How did you learn to program? - jlees
http://ilearnedtoprogram.com/

======
DennisP
One day my dad brought home a reference manual for TRS-80 BASIC. It had all
the statements in alphabetical order. I read it front to back and spent a
couple years scrawling programs on paper, until finally the IBM PC was
introduced and he bought one. I wrote a bunch of BASICA programs, including
half a text adventure in a horrible mess of spaghetti. I spent hours with
printouts spread across the floor, tracking bugs through thickets of GOTOs.

Then Dad got Turbo Pascal and I discovered the joys of structured programming.
For my first project I wrote Conway's Life, and was shocked when it worked
perfectly the first time. I never wrote another line of BASICA.

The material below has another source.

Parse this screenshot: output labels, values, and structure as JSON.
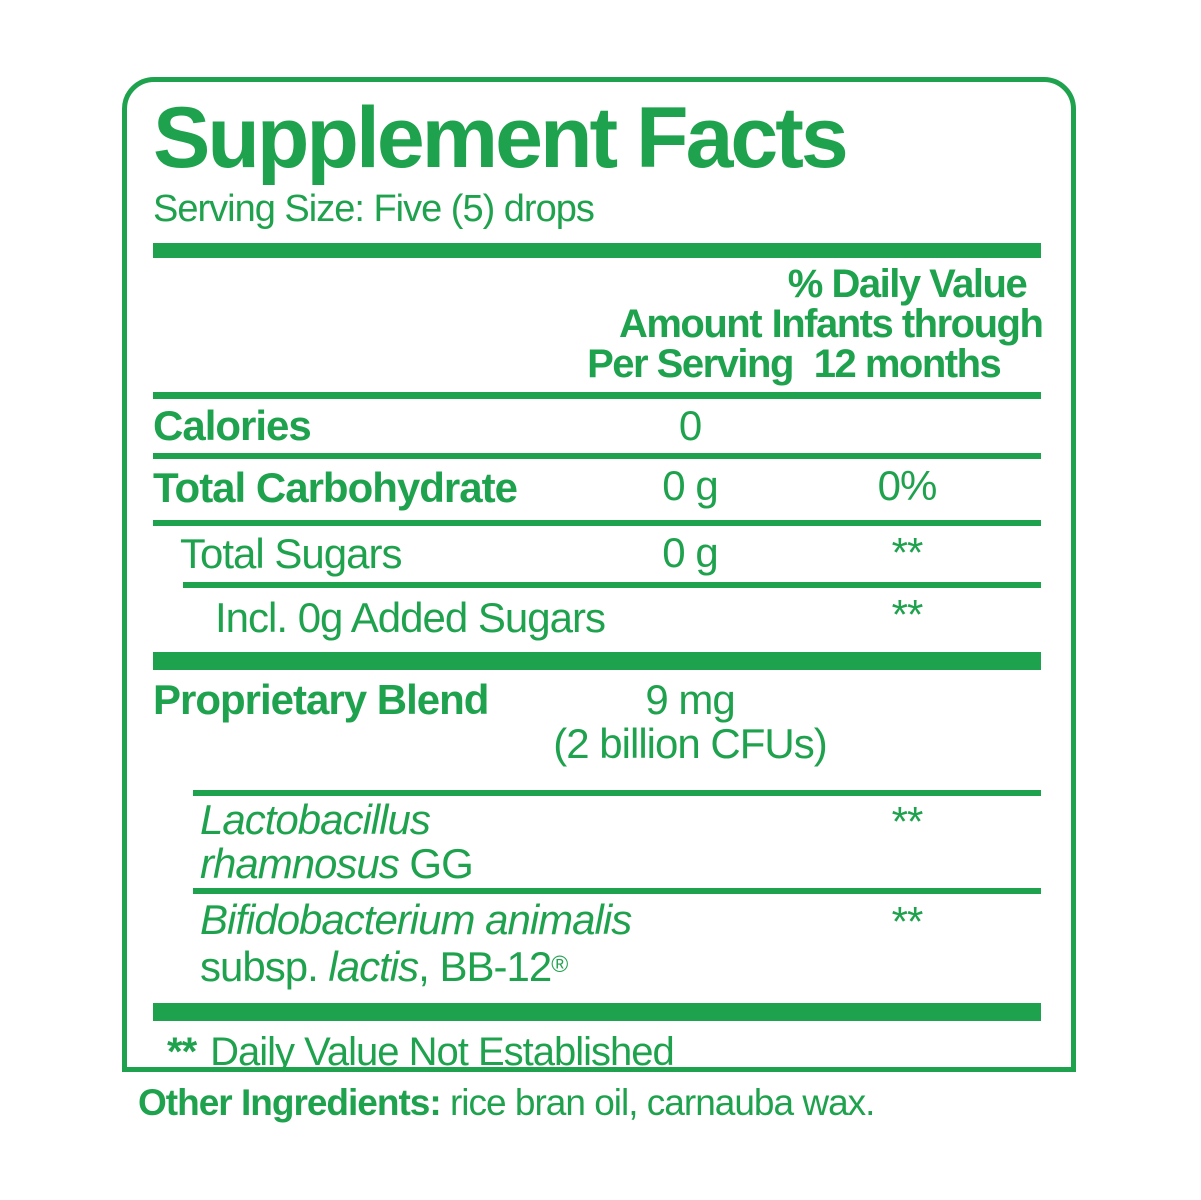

I went to college, thought I didn't want to program for a living and got a
degree in anthropology. A few years later I had all kinds of crazy ideas for
software running around in my head, plus I was tired of being broke. I bought
a machine and some books, learned sql and classic asp, and got a job easily
because it was the height of the dotcom boom.

After a few years I discovered that writing endless data entry screens wasn't
that exciting, and started learning some real computer science. Still working
on that.

------
wladimir
My dad bought an MSX computer and some programming manuals when I was a young
boy. I liked it more than him :) started with just typing over listings from
the books and magazines (that was common back then).

Later on I started changing things and trying what would happen. And trying to
make games do different things. And wrote quite some programs on my own, like
simple games, but soon found what you could do with BASIC was quite limited.
But it was kind of the only choice back then, apart from assembly. Somewhat
after that I started learning some Z80 assembly from a little book of opcodes.

Much later we got an MSX2, then an Atari ST, then finally a PC (286), man
those were crappy compared to the ST :) I learned Pascal using Turbo Pascal,
then C using Turbo C (Borland was big back then and everything was Turbo).
Learned a lot from other BBS users and TXTfiles.

I get very nostalgic when I think about these things.